# Remote Desktop Support



## tim19889 (Jan 24, 2010)

Hi guys, I got a call the other day from the recruiter who recruited me for a few contract projects in the past. He said he has a contract-to-hire position open. It is a work from home remote desktop support job, which I am REALLY hoping I can get. Anyways, I guess I was just wondering if anyone has done a job like this before and what to expect? What kinds of problems would I most likely be dealing with in this type of role? Also, I know each job is different, but generally in a remote support role do you do most of your support via e-mail, instant messaging, phone, or remote assistance (controlling their pc remotely)? He did say that it's 7 days per week, but he's not sure how many hours total per week.


----------



## Armymanis (Feb 19, 2010)

tim19889 said:


> Hi guys, I got a call the other day from the recruiter who recruited me for a few contract projects in the past. He said he has a contract-to-hire position open. It is a work from home remote desktop support job, which I am REALLY hoping I can get. Anyways, I guess I was just wondering if anyone has done a job like this before and what to expect? What kinds of problems would I most likely be dealing with in this type of role? Also, I know each job is different, but generally in a remote support role do you do most of your support via e-mail, instant messaging, phone, or remote assistance (controlling their pc remotely)? He did say that it's 7 days per week, but he's not sure how many hours total per week.

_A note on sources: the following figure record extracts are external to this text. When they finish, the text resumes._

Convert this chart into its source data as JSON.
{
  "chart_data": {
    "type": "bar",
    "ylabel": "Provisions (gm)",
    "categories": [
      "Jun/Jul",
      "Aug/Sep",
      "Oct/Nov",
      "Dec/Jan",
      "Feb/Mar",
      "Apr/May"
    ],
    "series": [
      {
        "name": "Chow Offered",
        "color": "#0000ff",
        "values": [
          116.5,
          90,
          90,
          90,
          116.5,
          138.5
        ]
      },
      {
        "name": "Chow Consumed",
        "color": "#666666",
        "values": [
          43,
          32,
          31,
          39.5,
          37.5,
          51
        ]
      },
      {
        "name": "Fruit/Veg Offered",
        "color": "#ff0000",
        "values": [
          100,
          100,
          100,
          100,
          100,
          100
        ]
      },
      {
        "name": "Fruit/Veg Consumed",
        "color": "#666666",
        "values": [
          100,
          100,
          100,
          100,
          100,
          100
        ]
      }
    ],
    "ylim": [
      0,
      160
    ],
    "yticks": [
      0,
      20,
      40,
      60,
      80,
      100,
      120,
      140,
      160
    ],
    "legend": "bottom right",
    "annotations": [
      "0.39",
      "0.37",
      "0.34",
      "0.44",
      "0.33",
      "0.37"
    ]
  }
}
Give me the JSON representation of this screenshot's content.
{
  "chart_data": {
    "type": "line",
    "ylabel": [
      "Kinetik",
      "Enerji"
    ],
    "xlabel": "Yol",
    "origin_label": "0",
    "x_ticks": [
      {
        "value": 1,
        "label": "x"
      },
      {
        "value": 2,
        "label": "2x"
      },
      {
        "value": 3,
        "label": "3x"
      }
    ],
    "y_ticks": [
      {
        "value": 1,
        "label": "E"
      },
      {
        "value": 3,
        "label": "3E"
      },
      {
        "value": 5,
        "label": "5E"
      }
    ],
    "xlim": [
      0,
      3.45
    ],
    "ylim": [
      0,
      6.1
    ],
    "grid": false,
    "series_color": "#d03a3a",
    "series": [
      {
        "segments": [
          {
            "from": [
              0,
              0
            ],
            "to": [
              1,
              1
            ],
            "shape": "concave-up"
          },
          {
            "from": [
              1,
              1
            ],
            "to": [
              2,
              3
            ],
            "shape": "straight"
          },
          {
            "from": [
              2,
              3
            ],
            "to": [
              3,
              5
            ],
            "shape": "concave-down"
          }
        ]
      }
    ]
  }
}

Some recruiter called me about that as well and wanted to hire me, but I said I was in school. It was a night shift thing that would be from home and I would work nights. Did not like the idea of working nights so i skipped it and went for the contract job with Denali as a Desktop Technician 1, which I am pretty happy about. I would assume you would be using one of their programs to have you connect to there server at that location and do some troubleshooting from there. Plus you might be on the phone. Not really sure as I have never been in help desk support yet. Trying to work my way up. Good luck 

If I were you, I would be looking for something that is actually on-site because trying to stumble through troubleshooting at home when you have never done looked at their systems or setups and seen what kind of software they run is hard. I am not saying that you can't do it, but just from my experience from being on-site it is a lot of work and being at the location really helps.


----------



## tim19889 (Jan 24, 2010)

Haha yeah I wouldn't have gone for it either if I had to work all nights. He said the hours range from 7am to 3am, so I might have to work a few, which really doesn't bother me though. I just wouldn't like to be working EVERY night...

I know doing support remotely will be a little more challenging, but honestly I think I could handle it. I'd prefer to do it via instant message or e-mail, just because I find I can express details and instructions easier through the written word, but I am comfortable doing phone too if that's what I'll be doing (most likely). I'm currently running windows 7 Home on my laptop and I have Windows 7 Enterprise set up as a virtual machine. If they are using Windows Vista and/or XP I am also going to set up virtual machines of them as well, that way if I'm working with someone on a problem I'll be better able to tell them exactly where they need to go and what they need to click on for each Windows version. 

Anyways, they sent me five tests to take (proveit.com) today, two of them were technical tests and three were more customer service oriented. I averaged about 90% on both the technical tests and two of the customer service tests, but there was one customer service test I did bad on (69%). Hope that one doesn't hurt me too bad :/. There were a lot of questions on it about things I'd never heard of and terms I had never heard used before.


----------



## tim19889 (Jan 24, 2010)

Well that job is a no go. I talked to the person who is in charge of hiring for the business I would have been working for and she said they wanted 3-5 years of experience. Doesn't surprise me but I'm still kinda disappointed. So guess I'll just keep looking for more entry-level positions...


----------



## Armymanis (Feb 19, 2010)

tim19889 said:


> Well that job is a no go. I talked to the person who is in charge of hiring for the business I would have been working for and she said they wanted 3-5 years of experience. Doesn't surprise me but I'm still kinda disappointed. So guess I'll just keep looking for more entry-level positions...


That sucks! Keep looking! Something will come up! 

I know you don't want to waste money going and getting your AA, but you might want to try and take a class or two at your local community college and see if you want to actually get your AA in Networking or Tech Support. I know many people here say experience is worth more then an AA. Yet an AA will get you farther in the long run as you build up your real world experience. You can still work full time and take night classes.


----------



## tim19889 (Jan 24, 2010)

Thanks man, I just applied to a few more positions in my area so we'll see what happens . 

Getting an AA is not a bad idea at all. I plan on getting one eventually but right now just isn't the right time. I'm planning on moving out and getting a place of my own sometime within the next year so I want to get established first and look at finances before looking at going to school.


----------